19
I have seen many examples of how to export data from Google Analytics to other formats as well as keep the exported data updated, but none so far served to export the data to Mysql given the following problems:
- Exceeding the limits for consultations;
- Process takes hours to keep records up to date;
- Process becomes unviable from a certain number of records because the day only has 24h.

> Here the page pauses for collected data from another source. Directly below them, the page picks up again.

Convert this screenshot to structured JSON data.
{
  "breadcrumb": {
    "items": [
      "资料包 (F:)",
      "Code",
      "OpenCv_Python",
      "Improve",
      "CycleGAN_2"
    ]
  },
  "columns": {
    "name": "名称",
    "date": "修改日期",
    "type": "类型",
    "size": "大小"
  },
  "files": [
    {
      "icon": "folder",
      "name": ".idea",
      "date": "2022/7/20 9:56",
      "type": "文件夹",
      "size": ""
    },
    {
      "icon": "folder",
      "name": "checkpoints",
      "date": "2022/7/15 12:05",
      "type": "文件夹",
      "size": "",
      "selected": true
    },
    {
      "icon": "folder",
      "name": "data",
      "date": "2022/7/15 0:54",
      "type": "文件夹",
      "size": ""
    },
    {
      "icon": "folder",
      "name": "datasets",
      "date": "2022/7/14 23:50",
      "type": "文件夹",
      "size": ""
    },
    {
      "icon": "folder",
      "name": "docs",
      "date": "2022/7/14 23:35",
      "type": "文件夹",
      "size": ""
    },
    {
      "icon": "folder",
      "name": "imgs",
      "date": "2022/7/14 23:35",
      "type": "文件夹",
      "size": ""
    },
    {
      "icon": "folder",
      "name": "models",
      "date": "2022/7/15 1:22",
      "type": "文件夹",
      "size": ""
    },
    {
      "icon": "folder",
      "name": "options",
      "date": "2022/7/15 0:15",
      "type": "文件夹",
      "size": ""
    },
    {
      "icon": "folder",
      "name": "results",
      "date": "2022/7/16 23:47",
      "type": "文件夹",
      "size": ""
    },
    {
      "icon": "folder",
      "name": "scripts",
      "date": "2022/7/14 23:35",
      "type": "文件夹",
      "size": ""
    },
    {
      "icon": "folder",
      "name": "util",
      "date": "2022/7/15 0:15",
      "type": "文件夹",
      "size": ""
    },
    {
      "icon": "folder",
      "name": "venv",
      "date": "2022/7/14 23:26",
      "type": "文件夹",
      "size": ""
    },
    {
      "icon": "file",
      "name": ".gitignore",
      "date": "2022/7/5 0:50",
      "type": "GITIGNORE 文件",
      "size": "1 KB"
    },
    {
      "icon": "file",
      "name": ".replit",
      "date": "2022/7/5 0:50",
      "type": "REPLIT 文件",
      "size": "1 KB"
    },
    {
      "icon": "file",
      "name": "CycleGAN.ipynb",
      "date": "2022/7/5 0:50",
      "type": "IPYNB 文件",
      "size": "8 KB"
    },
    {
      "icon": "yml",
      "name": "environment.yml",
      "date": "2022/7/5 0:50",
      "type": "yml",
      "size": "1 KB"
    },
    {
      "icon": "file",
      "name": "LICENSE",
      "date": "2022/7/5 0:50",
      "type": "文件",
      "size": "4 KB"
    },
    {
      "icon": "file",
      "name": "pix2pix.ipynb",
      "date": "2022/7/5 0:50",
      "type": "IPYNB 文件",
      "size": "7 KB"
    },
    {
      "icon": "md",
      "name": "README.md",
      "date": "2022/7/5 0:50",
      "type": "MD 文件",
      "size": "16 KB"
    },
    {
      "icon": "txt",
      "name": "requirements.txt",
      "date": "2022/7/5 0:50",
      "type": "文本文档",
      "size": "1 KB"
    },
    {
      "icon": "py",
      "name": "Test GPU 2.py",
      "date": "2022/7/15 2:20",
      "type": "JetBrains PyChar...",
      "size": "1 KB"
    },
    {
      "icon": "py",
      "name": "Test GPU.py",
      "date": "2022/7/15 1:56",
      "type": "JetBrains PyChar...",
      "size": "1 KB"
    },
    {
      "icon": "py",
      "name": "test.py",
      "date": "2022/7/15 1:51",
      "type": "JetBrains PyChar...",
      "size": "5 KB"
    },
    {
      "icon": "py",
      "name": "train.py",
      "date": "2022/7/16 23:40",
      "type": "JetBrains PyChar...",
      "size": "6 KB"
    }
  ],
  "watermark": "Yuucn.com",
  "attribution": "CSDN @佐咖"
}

So far my implementation is in this format:
┌─────────────────────────────────────────┐
│ Por cada registro na base de dados local │
└────────────────────┬────────────────────┘
│
┌─────────────────┴──────────────────┐
│ Enviar URL para o Google Analytics │
└─────────────────┬──────────────────┘
│
┌─────────────────────────────┴─────────────────────────────┐
│ Com estatísticas recebidas, atualizar base de dados local │
└───────────────────────────────────────────────────────────┘
This works well, but to overcome the problems listed, you need to take breaks:
while ($registoLocal = $sth->fetch()) {
if (time_nanosleep(0, 500000000) === true) {
// comunicar com o Google Analytics
}
}
This is reflected in a +/- fixed time per $registoLocal
, currently in 2 seconds which leaves us with a maximum of 43200 queries per day.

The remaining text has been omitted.